Automate security audits for source code

The analysis engine is intended to run on a build server. It is designed to slip easily into make files or Ant build files. It runs at speeds comparable to a compiler. In view of the fact that it need be run only on files modified since the last security audit, this does not represent significant overhead.

Perfecting the Process

The Fortify Software Security Manager, which is part of the enterprise edition of the Fortify suite, tracks the security progress of a project. Using it, a manager monitors the number of defects by type and can compare the count with previous audit results. Managers can also change the severity of specific vulnerabilities, depending on the nature of the company's business processes, and then track the resolution of just those items. Fortify's software makes this management process straightforward and intuitive. New rule packs, which are regularly updated by Fortify as crackers find new ways to identify and exploit vulnerabilities, are also added through this management console.
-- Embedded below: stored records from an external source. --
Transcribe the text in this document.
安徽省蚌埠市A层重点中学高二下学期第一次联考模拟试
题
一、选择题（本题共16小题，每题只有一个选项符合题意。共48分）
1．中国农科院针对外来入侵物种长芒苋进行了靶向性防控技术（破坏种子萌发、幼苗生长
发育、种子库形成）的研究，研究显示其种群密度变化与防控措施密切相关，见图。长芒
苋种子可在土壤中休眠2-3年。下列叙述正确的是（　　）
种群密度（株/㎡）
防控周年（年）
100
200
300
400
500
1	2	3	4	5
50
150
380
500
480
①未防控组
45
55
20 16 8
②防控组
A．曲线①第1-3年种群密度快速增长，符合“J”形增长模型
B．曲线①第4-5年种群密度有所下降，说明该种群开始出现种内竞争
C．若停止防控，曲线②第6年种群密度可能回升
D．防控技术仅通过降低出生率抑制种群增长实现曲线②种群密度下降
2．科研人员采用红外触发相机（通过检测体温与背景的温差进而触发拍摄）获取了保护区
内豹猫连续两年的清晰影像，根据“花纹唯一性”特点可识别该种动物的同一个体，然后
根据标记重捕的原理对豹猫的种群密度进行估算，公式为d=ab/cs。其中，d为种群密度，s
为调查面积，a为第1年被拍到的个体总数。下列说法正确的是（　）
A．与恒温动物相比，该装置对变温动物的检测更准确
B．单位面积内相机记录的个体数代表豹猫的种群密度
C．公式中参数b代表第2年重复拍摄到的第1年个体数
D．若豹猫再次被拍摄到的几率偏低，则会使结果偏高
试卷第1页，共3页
I ran Fortify on C/C++ and Java code bases from open source projects and applications developed by me, and I found the analysis to be deep and comprehensive. As it will for almost any developer, Fortify has led me to change the way I write many routines, which ultimately is the whole idea: improving security by making programmers more aware of security vulnerabilities. To this end, Fortify plans to release plug-ins for Eclipse and Visual Studio .Net that enable developers to quickly verify their code before checking it in to the source control systems.

The suite did have some shortcomings, mostly in secondary areas. One serious problem was its inability to change projects. When I closed an existing project in the Workbench and opened another, the display included data from both projects, which makes for nonsensical displays in the best cases, incorrect actions in the worst. The company is aware of this bug.

In addition, the GUI is cumbersome in many instances -- buttons are placed in unconventional places, they lead to unexpected features, and the help functions are frustratingly insufficient -- all of which make the product unnecessarily difficult to use. The other issue is pricing, which starts at $56,400 per CPU. (A team edition that lacks the manager console and the ability to write custom rules starts at $30,000.) Sure, closing a security loophole can be a nearly priceless improvement, but Fortify's price is certain to deter adoption at many sites.

Checking software for security vulnerabilities is something that needs to be done regularly by knowledgeable developers. Unfortunately, the necessary expertise is hard to come by. Many shops publish insecure code because they don't have the qualifications to perform good code reviews or the tools that can analyze their code deeply. Fortify's Source Code Analysis Suite provides a comprehensive solution that intelligently analyzes code bases and generates detailed, usable reports of vulnerabilities.